The bush pilots in the Okavango Delta

by time news

2023-10-17 09:40:22

Samantha Steel was approaching a bush runway in her Cessna Caravan; the surface of the bright Kalahari soil, hardened in the sun, was already shining from a distance. Such simple landing sites can be found throughout the Okavango Delta. Early in the year, Africa’s most wildlife-rich wetland shimmers from above in all shades of green, and in between, these white towels keep appearing somewhere in the void. Just one kilometer long and quite narrow at 18 meters, they don’t offer the pilots much room to maneuver. “Suddenly I saw a pride of five lions lying on the runway threshold exactly where I wanted to touch down,” reports the 35-year-old pilot. There is hardly anywhere else in the world that has as many wild animals in a small area as the Okavango Delta in Botswana – and there are no fences, not even around the airstrips. The air route is essential for supplying the 74 lodges in the delta. Because there are no roads here, and the uneven sandy slopes are not usable all year round, nor are the water veins of the seeping Okavango River – what remains is the plane. And with it the need to reconcile the precision and safety margins required for air traffic with the unpredictability of African wildlife.

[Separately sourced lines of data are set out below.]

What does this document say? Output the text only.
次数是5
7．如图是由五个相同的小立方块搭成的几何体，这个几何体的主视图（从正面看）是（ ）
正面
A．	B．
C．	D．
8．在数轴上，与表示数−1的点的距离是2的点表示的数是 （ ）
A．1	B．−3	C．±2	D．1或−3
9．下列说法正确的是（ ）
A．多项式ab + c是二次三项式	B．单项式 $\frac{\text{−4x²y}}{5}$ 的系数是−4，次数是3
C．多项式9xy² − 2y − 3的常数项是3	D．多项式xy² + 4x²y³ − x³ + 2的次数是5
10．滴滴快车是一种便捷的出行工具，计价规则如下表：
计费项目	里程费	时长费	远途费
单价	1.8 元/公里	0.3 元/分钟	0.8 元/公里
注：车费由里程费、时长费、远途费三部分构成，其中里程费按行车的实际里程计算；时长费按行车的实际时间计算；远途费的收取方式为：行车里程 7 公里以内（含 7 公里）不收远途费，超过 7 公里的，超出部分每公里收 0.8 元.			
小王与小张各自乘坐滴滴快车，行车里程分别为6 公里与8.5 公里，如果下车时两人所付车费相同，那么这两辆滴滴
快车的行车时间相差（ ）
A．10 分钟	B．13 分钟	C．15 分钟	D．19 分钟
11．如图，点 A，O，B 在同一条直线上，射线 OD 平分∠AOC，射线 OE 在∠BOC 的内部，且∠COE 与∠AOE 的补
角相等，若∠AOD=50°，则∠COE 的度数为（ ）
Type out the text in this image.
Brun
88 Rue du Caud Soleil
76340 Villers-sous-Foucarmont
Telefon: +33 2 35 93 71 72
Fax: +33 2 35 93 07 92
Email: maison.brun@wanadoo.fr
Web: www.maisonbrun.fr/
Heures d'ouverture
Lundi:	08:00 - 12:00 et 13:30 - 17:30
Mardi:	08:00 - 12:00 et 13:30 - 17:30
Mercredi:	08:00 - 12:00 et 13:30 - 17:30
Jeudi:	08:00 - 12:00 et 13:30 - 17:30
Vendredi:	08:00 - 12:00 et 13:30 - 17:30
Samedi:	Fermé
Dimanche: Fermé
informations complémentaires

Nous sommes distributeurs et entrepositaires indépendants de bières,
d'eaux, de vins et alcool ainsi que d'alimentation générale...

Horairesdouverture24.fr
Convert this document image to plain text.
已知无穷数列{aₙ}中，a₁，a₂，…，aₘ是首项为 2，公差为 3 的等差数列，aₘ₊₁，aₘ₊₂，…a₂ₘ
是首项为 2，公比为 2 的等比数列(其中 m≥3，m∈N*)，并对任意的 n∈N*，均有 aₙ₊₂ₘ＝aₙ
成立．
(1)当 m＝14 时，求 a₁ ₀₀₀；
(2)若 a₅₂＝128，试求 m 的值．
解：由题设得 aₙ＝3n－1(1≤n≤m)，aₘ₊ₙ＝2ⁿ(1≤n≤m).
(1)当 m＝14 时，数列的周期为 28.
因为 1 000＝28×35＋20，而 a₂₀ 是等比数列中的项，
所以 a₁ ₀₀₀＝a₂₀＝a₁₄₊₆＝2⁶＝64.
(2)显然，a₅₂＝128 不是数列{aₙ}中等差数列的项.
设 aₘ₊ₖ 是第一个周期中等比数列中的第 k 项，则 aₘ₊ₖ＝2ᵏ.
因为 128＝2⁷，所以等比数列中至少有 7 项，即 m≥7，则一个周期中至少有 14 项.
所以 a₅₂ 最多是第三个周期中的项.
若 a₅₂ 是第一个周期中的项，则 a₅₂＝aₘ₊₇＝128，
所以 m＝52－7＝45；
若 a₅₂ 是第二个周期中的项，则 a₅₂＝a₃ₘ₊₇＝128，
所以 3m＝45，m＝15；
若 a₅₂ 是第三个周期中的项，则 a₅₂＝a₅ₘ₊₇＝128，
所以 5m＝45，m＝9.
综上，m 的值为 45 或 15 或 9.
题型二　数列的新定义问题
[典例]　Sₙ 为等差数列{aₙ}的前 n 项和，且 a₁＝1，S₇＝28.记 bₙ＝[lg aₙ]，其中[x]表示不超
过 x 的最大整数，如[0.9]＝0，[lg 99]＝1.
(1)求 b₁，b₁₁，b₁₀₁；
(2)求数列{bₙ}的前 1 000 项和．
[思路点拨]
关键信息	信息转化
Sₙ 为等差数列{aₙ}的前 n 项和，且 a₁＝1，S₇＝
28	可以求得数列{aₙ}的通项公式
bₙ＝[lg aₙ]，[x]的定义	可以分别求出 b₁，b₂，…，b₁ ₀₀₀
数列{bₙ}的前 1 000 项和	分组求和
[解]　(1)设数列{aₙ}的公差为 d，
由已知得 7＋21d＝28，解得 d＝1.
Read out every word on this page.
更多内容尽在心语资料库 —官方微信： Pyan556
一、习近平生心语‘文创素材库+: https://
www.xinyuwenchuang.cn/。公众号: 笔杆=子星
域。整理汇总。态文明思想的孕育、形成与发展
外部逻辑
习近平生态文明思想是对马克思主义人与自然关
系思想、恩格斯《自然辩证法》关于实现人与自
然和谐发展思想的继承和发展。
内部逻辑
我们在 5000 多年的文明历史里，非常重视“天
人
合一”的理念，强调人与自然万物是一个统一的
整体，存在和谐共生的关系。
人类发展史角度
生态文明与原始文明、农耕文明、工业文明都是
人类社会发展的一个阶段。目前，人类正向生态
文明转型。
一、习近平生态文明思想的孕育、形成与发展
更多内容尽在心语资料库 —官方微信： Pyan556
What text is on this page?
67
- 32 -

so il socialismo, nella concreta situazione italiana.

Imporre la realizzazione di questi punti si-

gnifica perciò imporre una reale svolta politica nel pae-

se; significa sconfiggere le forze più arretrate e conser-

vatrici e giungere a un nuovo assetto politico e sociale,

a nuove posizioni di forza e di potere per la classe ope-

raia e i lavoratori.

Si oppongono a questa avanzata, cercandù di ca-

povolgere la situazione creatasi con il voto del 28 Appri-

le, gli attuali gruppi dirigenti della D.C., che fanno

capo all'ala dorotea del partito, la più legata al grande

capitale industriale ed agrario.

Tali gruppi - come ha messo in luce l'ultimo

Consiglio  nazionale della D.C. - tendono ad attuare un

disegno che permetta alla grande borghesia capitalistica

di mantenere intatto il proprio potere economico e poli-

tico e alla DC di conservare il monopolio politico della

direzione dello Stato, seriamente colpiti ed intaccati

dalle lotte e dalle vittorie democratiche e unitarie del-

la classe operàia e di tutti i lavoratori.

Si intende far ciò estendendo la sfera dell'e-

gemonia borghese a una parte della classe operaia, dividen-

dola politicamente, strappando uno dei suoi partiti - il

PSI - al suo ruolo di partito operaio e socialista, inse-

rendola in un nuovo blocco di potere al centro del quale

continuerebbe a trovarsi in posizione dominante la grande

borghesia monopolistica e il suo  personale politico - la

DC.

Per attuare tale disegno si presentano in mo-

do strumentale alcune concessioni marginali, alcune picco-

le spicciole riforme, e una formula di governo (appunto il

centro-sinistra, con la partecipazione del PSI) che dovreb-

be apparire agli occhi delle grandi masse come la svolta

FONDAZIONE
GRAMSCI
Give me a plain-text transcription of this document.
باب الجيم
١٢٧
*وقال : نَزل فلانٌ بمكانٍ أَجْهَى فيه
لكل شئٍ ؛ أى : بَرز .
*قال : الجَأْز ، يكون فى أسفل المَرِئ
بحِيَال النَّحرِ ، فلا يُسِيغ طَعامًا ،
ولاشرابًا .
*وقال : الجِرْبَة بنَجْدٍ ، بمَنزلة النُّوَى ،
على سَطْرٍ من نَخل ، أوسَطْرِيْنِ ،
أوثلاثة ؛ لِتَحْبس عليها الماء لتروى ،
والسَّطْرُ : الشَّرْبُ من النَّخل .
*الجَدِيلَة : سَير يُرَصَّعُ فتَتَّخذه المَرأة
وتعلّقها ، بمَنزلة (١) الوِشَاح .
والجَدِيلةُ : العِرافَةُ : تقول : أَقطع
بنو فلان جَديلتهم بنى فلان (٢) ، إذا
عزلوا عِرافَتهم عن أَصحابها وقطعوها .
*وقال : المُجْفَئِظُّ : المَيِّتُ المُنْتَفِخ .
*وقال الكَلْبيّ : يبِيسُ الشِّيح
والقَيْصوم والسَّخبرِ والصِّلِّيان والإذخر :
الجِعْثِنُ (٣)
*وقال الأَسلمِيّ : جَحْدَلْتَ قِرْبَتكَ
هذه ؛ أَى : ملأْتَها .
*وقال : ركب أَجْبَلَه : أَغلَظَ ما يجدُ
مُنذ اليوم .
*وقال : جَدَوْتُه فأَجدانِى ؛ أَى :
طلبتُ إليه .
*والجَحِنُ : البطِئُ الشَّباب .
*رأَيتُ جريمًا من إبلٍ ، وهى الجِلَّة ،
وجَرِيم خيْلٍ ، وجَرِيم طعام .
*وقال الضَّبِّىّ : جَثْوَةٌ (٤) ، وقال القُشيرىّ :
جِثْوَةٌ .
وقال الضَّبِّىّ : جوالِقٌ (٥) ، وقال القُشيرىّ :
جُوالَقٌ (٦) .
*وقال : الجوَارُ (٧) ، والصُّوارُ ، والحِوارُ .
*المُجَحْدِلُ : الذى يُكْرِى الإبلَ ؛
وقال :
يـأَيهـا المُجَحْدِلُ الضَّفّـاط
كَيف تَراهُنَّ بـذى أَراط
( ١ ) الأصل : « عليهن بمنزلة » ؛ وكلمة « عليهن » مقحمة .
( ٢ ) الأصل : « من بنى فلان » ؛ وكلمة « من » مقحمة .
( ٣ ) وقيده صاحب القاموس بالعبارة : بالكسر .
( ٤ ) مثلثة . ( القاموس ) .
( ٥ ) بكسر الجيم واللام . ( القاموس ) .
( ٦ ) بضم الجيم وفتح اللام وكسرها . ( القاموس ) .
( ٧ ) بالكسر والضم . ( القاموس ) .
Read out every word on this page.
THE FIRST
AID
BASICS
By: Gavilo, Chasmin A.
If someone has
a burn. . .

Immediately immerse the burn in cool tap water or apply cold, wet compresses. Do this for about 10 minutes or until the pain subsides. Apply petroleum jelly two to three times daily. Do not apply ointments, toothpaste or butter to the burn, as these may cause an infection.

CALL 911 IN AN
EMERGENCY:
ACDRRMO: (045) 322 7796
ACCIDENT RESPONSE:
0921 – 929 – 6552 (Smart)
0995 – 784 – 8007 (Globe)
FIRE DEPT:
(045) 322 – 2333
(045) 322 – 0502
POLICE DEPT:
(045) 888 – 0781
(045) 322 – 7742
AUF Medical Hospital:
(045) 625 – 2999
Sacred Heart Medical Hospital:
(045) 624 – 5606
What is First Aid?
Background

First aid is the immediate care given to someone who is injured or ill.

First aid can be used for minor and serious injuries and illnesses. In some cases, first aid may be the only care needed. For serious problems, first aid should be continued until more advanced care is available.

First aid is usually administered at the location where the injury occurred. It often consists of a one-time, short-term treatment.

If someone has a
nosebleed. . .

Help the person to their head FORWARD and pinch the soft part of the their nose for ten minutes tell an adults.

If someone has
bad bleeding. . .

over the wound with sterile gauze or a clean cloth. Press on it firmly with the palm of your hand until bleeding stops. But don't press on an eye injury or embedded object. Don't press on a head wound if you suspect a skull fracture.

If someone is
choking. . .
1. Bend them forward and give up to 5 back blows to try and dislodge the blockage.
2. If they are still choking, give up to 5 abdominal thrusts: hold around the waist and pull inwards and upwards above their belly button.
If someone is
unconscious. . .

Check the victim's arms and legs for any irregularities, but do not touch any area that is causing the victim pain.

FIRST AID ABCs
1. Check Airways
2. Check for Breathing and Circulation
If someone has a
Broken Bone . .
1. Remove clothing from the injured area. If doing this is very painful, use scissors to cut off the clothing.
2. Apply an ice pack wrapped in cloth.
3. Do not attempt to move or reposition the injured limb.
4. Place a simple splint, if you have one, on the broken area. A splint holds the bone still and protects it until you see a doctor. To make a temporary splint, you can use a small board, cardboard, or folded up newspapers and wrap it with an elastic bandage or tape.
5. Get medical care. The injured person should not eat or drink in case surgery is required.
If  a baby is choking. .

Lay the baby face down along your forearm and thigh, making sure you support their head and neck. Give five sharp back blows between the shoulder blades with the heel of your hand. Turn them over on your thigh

Animals love landing strips

It is not surprising that all representatives of Africa’s Big Five (elephants, buffaloes, rhinos, lions, leopards) like to frolic in the open spaces where the aircraft have to touch down. The pilots are trained for this case, they never land immediately, but first fly over the runway at a higher altitude and then, if necessary, again at low altitude. At the same time, a safari jeep from the next lodge is ready on the ground to clear the runway of animals before arrival to free. On her approach with a lion visit, Samantha Steel decided to do a low pass, a flyover at a low altitude, but with no effect. “The lions had just eaten, they had big bellies and were so lethargic that they didn’t want to move,” the pilot remembers. “I landed anyway, and our planes aren’t quiet,” says the South African, “but the lions didn’t move at all, they just don’t care, they’re used to airplanes.”